Di lei quel principe delle malelingue che era il Pasquino, aveva diffuso questo epitaffio: “Olim pia, nunc impia”. Una volta pia, ora empia. Giocava sul nome, Olimpia, per far capire chi fosse davvero questa che era ritenuta la donna più potente di Roma.
Donna Olimpia Maidalchini aveva sposato nel 1612 Pamphilio Pamphilj, membro di una delle più potenti famiglie romane e fratello di Giovan Battista, che nel 1644 sarebbe stato eletto Papa con il nome di Innocenzo X. Olimpia era qualcosa di più che la cognata del papa, era la sua plenipotenziaria e per alcuni detrattori anche la sua amante.
Nel 1650 Giovan Battista aveva posato per Diego Velázquez; ne era uscito uno dei più formidabili ritratti della storia (oggi è custodito ancora nel museo raccolto nel palazzo di famiglia, in via del Corso). Ovviamente Donna Olimpia, non poteva essere da meno, così il grande pittore sivigliano ritrasse anche lei, come attestato dai documenti.
Del quadro, però, si erano perse le tracce, forse finito lui stesso in disgrazia dopo che la “pimpaccia”, come era stata popolarmente ribattezzata, era stata cacciata da Roma su ordine del successore di Innocenzo, Alessandro VII della famiglia Chigi.

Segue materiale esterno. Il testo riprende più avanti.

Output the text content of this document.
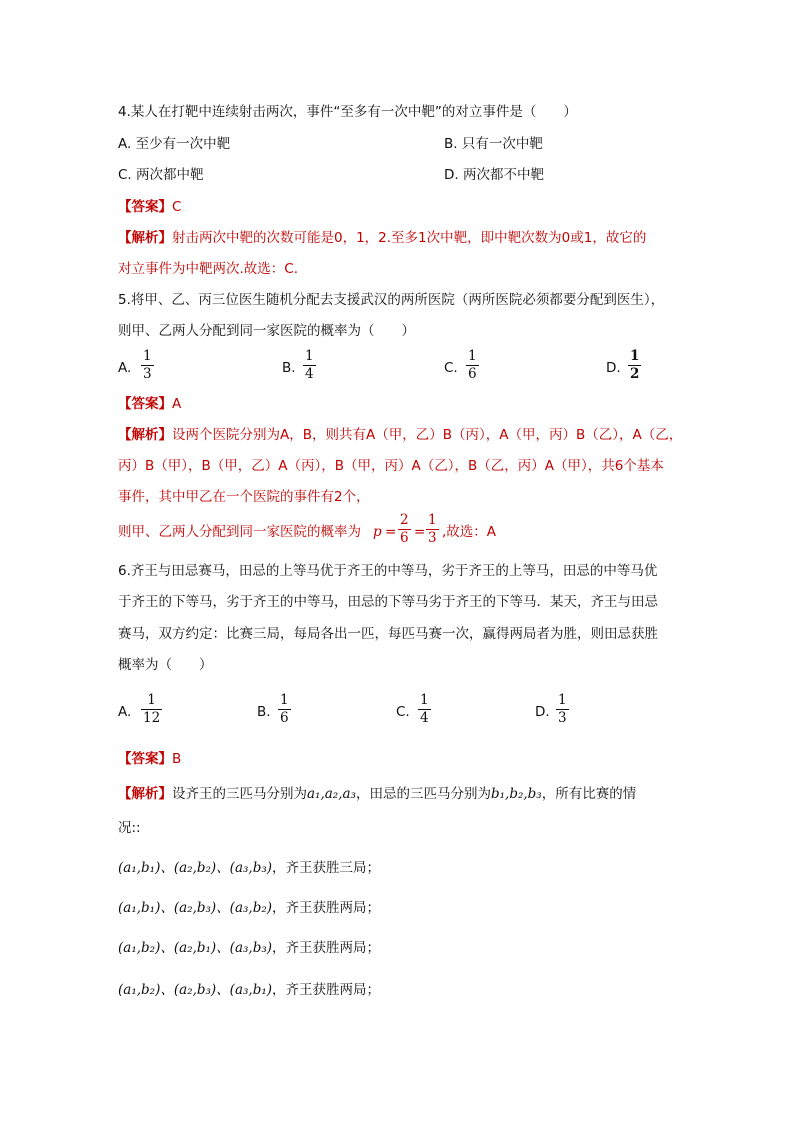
4.某人在打靶中连续射击两次，事件“至多有一次中靶”的对立事件是（　　）
A. 至少有一次中靶	B. 只有一次中靶
C. 两次都中靶	D. 两次都不中靶
【答案】C
【解析】射击两次中靶的次数可能是0，1，2.至多1次中靶，即中靶次数为0或1，故它的
对立事件为中靶两次.故选：C.
5.将甲、乙、丙三位医生随机分配去支援武汉的两所医院（两所医院必须都要分配到医生），
则甲、乙两人分配到同一家医院的概率为（　　）
A.
1
3	B.
1
4	C.
1
6	D.
1
2
【答案】A
【解析】设两个医院分别为A，B，则共有A（甲，乙）B（丙），A（甲，丙）B（乙），A（乙，
丙）B（甲），B（甲，乙）A（丙），B（甲，丙）A（乙），B（乙，丙）A（甲），共6个基本
事件，其中甲乙在一个医院的事件有2个，
则甲、乙两人分配到同一家医院的概率为 p =
2
6 =
1
3 ,故选：A
6.齐王与田忌赛马，田忌的上等马优于齐王的中等马，劣于齐王的上等马，田忌的中等马优
于齐王的下等马，劣于齐王的中等马，田忌的下等马劣于齐王的下等马．某天，齐王与田忌
赛马，双方约定：比赛三局，每局各出一匹，每匹马赛一次，赢得两局者为胜，则田忌获胜
概率为（　　）
A.
1
12	B.
1
6	C.
1
4	D.
1
3
【答案】B
【解析】设齐王的三匹马分别为a₁,a₂,a₃，田忌的三匹马分别为b₁,b₂,b₃，所有比赛的情
况::
(a₁,b₁)、(a₂,b₂)、(a₃,b₃)，齐王获胜三局；
(a₁,b₁)、(a₂,b₃)、(a₃,b₂)，齐王获胜两局；
(a₁,b₂)、(a₂,b₁)、(a₃,b₃)，齐王获胜两局；
(a₁,b₂)、(a₂,b₃)、(a₃,b₁)，齐王获胜两局；
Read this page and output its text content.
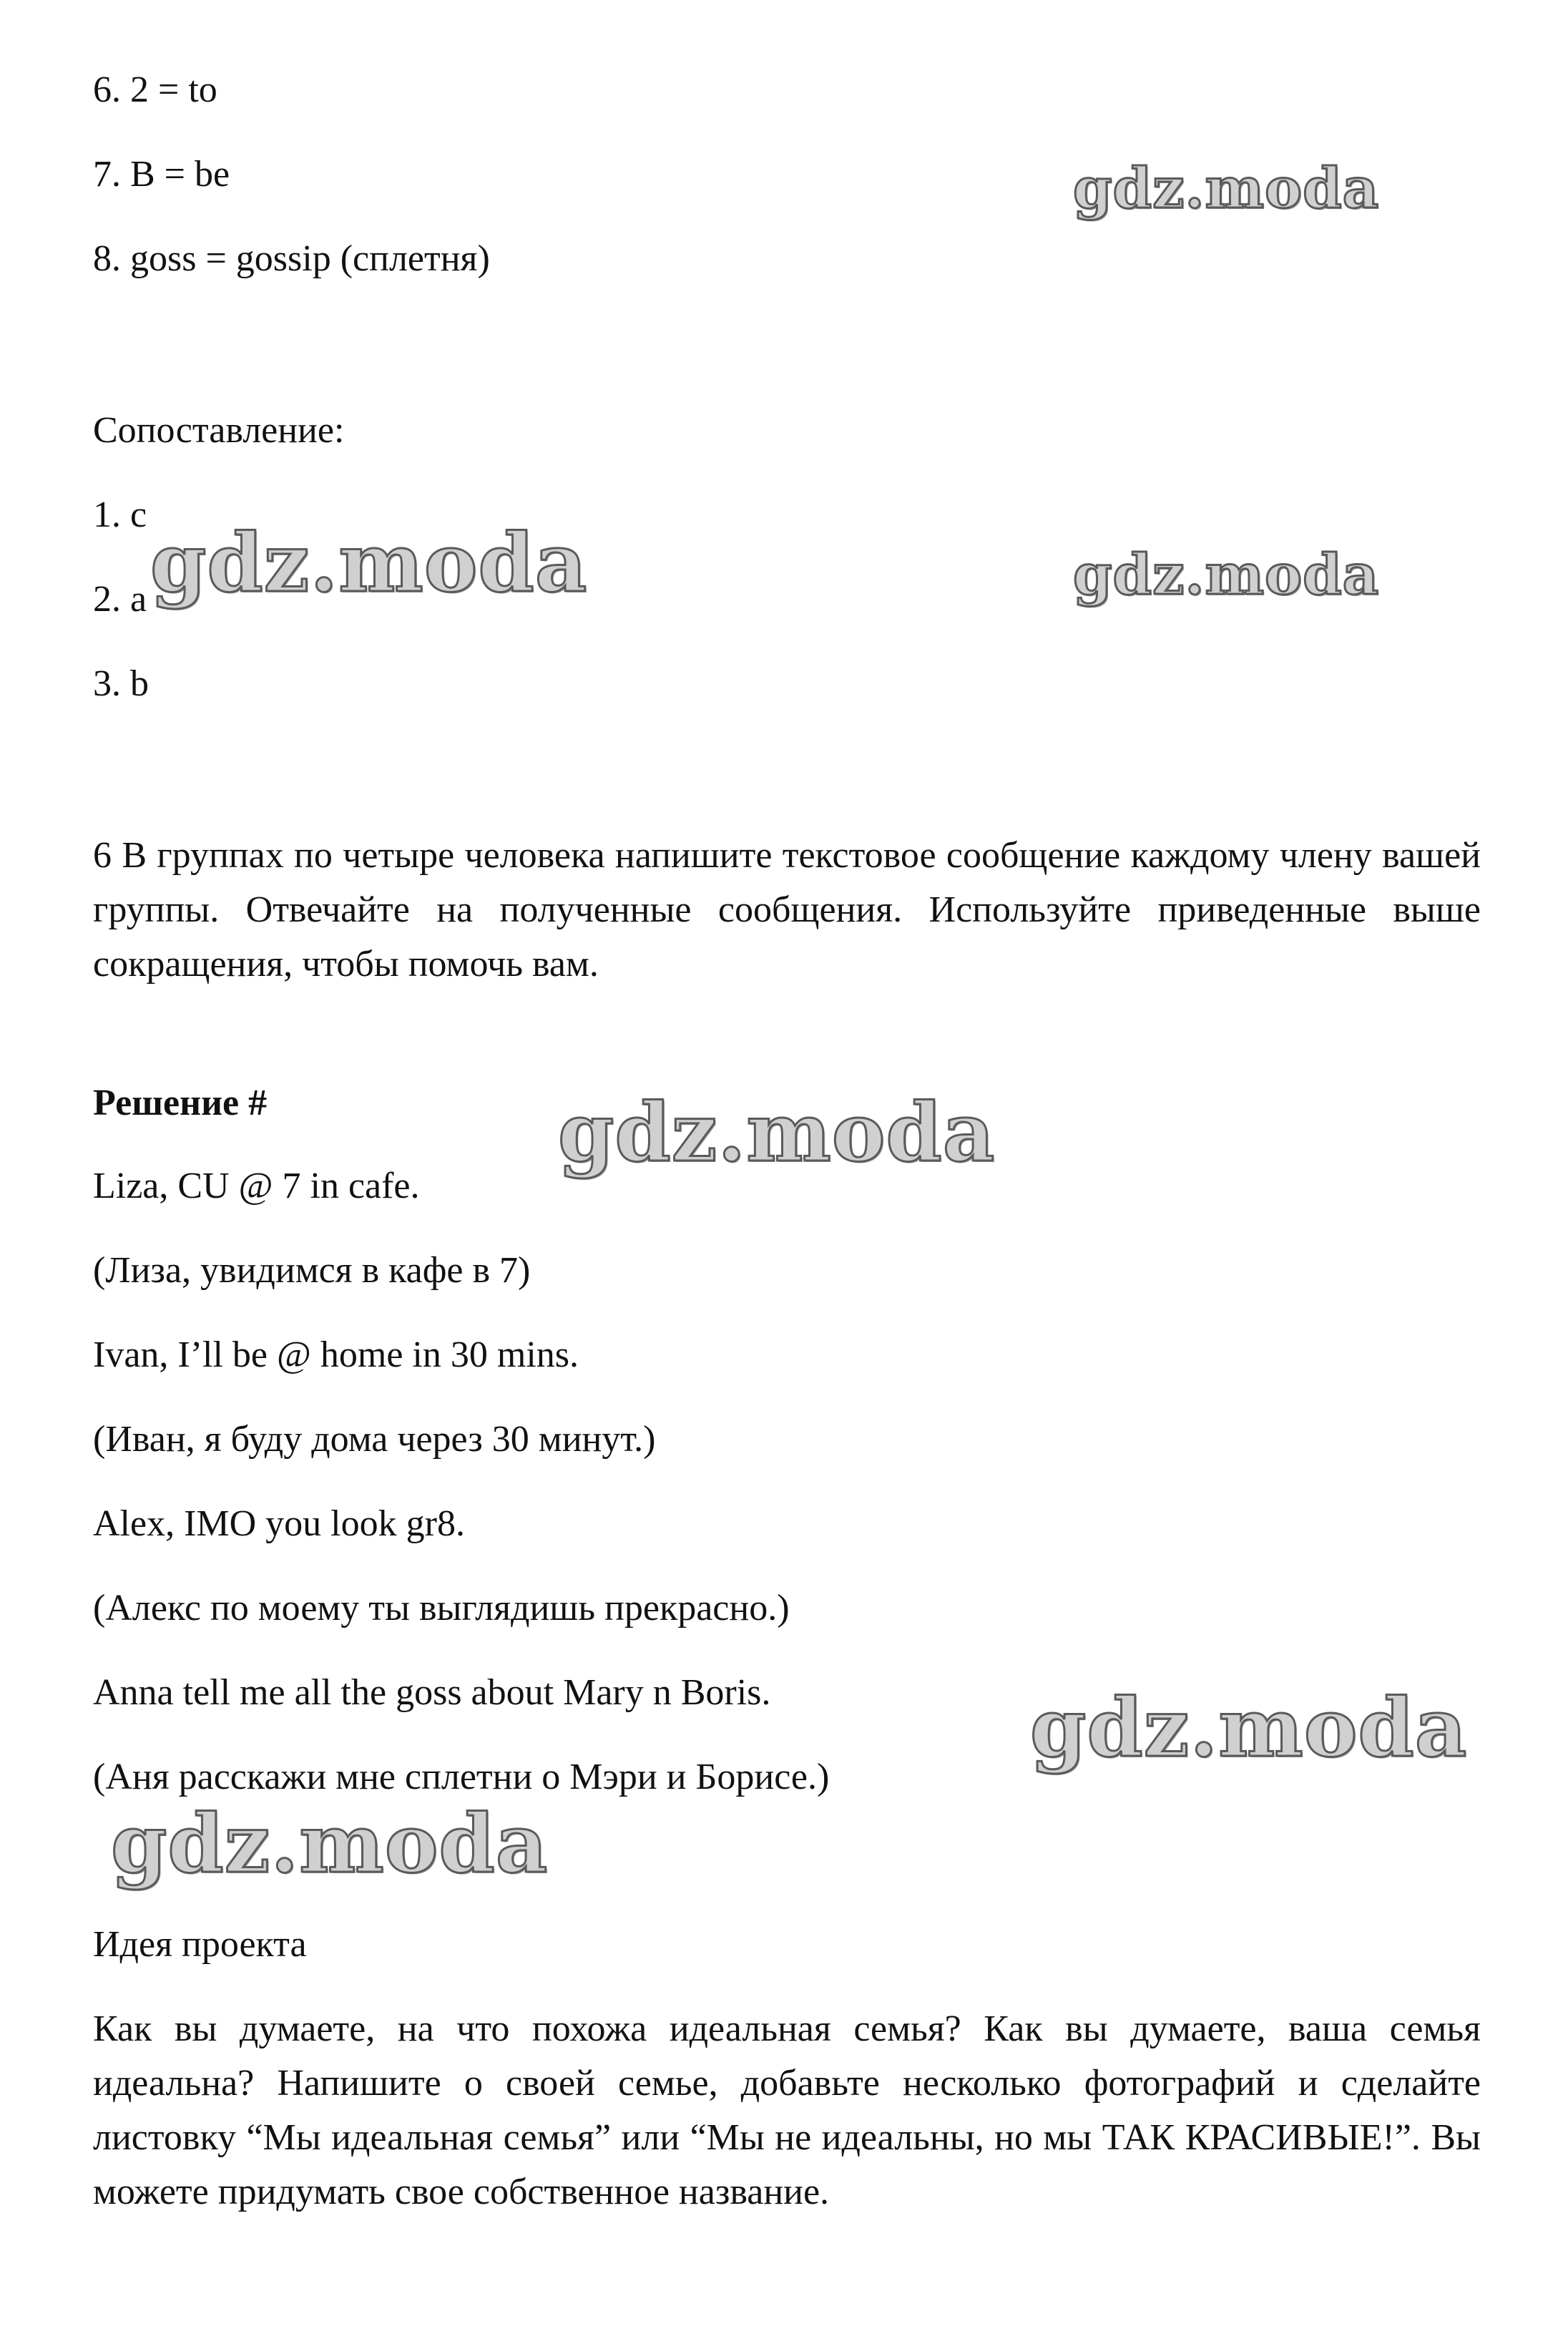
6. 2 = to
7. B = be
8. goss = gossip (сплетня)
Сопоставление:
1. c
2. a
3. b
6 В группах по четыре человека напишите текстовое сообщение каждому члену вашей группы. Отвечайте на полученные сообщения. Используйте приведенные выше сокращения, чтобы помочь вам.
Решение #
Liza, CU @ 7 in cafe.
(Лиза, увидимся в кафе в 7)
Ivan, I’ll be @ home in 30 mins.
(Иван, я буду дома через 30 минут.)
Alex, IMO you look gr8.
(Алекс по моему ты выглядишь прекрасно.)
Anna tell me all the goss about Mary n Boris.
(Аня расскажи мне сплетни о Мэри и Борисе.)
Идея проекта
Как вы думаете, на что похожа идеальная семья? Как вы думаете, ваша семья идеальна? Напишите о своей семье, добавьте несколько фотографий и сделайте листовку “Мы идеальная семья” или “Мы не идеальны, но мы ТАК КРАСИВЫЕ!”. Вы можете придумать свое собственное название.
gdz.moda
gdz.moda	gdz.moda
gdz.moda
gdz.moda
gdz.moda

Ma Donna Olimpia era donna dura a morire e il suo ritratto, che si credeva ormai perduto, alla fine è rispuntato fuori: oggi viene messo all’asta a Londra da Sotheby’s e così a lei sarà possibile un’altra volta rivestire il ruolo di mattatrice. Per la verità, il prezzo non è stellare, trattandosi dell’opera certa di uno dei più grandi pittori di ogni tempo: la valutazione oscilla sui 3 milioni di sterline, vale a dire circa un trentesimo rispetto all’orsetto d’acciaio patinato di Jeff Koons venduto a maggio a 91 milioni di dollari. Ma questa è la logica davvero insulsa della finanziarizzazione dell’arte…
Donna Olimpia all’epoca del ritratto aveva circa 60 anni. Si mostra con lo sguardo altero che ancora sembra fulminare noi che la guardiamo e che magari ci permettiamo di sottolineare il doppio mento o le guance un po’ grassocce. Porta una veletta nera fermata sulla fronte da buona vedova fedele, ha l’occhio leggermente lucido, ma questo più che debolezza sua è un tocco magistrale di Velázquez, replicato non a caso anche nel ritratto capolavoro del cognato Papa.
Siamo di fronte a un’opera straordinaria, che sarebbe bene potesse tornare in Italia, magari come acquisto pubblico da destinare a un museo romano, come in tanti hanno auspicato. Donna Olimpia, infatti, è un pezzo di storia della Roma del 1600, la città in cui per più decenni aveva fatto il bello e soprattutto il cattivo tempo. Aveva avuto mano libera dal Papa e agiva con assoluta spregiudicatezza, addirittura controllando il business della prostituzione, fiorentissimo nella Roma meta di tantissimi stranieri.
In occasione del Giubileo del 1650 presenziò a fianco del Papa all’apertura della Porta Santa, al punto che alla fine veniva chiamata la “papessa”.
Le cose cambiarono nel 1655, quando Innocenzo X morì. Lei si illuse di controllare il conclave che ne era seguito. Ma la situazione le scappò di mano e venne eletto un suo nemico, Fabio Chigi. Fu costretta all’esilio, ma non per molto, perché nel 1657 la peste se la portò via.